第二点 原判決には刑事訴訟法四一一条に規定する之を破棄しなければ著しく正義に反し判決に影響を及ぼすべき重大なる事実誤認ありとして破棄を免れざるものと信ずる。

破産法三七四条の規定する詐欺破産罪は本弁護人は債務者に限る債務者専属の犯罪なりと解する債権者は此の犯罪構成には不適格者なりと解したい此の点後に論ずるとして暫く原判決の所論を許すとする場合に於ても本件に関し被告人の行為は刑法六五条に規定する犯人ノ身分ニ因リ構成ス可キ犯罪行為に加功シタルトキハ其身分ナキ者ト雖モ仍ホ共犯トスとの規定に基き有罪認定を受けたのであるが真実には本件に加工した事実は被告人にないのにありと認定された事は原判決の重大なる誤認である玄乙福(破産会社代表)が自己の個人保証と玄乙福の実父の債務額縮少の為めの提言実行であるみやま化工創立直後からの被告人の援助に対する義理も幾分はあつたであらうけれ共主として玄乙福の利己心からの実行である被告人に加工の事実は真実ないのである公判廷では勿論警察及検察庁被告人の供述は一貫しているのである、玄乙福も然りである第一審並に原判決は想像と香で認定している被告人が玄乙福と同伴金融機関へ行つて預金払戻を請求したことや倒産後玄乙福を被告人が自動車の運転手に雇入れ給料を支払つたからとて加工ではない寧ろ当然の行為である原判決は想像とにおいで重大なる誤認を犯していると断言憚らない。

第三点 原判決は刑事訴訟法第四一一条に規定する判決に影響を及ぼすべき法令違反ありとして破棄を免れざるものと確信する。

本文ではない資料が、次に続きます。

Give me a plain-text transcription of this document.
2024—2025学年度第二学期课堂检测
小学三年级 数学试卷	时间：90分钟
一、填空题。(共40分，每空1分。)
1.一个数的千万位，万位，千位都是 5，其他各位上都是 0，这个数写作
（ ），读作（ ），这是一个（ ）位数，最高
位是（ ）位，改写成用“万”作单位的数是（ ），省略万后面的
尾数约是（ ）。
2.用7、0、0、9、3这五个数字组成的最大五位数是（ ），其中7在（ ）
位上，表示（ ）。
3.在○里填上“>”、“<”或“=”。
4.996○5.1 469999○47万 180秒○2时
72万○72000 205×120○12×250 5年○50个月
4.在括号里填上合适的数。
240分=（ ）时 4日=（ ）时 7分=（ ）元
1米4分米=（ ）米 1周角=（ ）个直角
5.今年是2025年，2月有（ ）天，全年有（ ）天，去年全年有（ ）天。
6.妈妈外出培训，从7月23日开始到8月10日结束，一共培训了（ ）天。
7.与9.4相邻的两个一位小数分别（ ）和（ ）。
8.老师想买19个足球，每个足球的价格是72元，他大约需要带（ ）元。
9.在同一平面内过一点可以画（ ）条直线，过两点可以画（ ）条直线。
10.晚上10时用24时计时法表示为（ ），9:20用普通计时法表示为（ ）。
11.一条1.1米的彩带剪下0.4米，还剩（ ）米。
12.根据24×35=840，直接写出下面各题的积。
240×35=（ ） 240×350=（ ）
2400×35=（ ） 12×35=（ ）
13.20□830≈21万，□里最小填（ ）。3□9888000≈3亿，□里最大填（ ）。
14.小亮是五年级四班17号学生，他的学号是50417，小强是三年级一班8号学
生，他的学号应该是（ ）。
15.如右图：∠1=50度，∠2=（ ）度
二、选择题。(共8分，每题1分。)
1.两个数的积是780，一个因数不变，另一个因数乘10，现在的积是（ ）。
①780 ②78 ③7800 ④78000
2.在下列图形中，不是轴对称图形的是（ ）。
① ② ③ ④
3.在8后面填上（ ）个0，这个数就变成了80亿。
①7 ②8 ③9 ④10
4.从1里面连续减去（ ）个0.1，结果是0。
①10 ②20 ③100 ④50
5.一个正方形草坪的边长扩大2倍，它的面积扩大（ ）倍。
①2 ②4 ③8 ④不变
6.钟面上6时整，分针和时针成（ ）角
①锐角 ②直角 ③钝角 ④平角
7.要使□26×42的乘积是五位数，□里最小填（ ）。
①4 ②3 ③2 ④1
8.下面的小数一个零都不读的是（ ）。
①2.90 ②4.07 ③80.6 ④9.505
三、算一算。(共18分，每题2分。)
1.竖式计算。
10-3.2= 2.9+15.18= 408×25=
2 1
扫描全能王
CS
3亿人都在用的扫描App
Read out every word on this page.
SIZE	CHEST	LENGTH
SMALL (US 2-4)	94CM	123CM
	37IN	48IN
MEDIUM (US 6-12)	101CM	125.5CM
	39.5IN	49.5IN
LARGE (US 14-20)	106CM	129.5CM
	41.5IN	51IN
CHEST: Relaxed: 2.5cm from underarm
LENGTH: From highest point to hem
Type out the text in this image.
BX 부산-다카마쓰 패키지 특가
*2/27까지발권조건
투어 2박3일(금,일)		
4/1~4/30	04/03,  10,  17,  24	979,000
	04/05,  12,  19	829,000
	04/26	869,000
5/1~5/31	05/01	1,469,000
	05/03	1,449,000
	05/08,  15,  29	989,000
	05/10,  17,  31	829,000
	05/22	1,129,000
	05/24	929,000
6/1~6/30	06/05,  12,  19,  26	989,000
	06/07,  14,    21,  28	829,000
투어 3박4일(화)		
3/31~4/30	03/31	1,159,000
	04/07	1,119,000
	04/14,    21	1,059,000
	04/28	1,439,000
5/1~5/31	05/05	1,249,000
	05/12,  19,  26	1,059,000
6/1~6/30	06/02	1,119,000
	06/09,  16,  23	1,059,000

(イ) 破産法第三七四条第一号の犯罪は其の条文の通り破産債務者に専属する犯罪にて少くとも債権者は本犯罪構成には不適格者と解釈すべきなりと確信する刑法六五条一項の適用余地ある場合は債権者でない第三者ならば兎も角断じて債権者は共犯として除外さるべきなりと信ずる刑法三五条の正当行為の適用上からも亦特に利己心を刺激し生存競争のもと人類の発達を志向する自由民主の制度根基から推論する場合に於て断じて破産法三七四条の犯罪には債権者の共犯余地なしとの御庁の判例を切願するのであります、本件の場合刑法三十七条の適用に付いても原判決の所論は過てりと信ずる。

(ロ) 本件の起訴状は刑事訴訟法第二五六条に違背している罰条を記載していない破産法三七四条のみにて同法第三七六条前段の記載及刑法六五条一項の記載を欠いでいる本弁護人は不敏にして刑法六五条一項を予期せず亦今日予期すべきでないと信ずるも第一審此の点論せず触れざりしは損失である。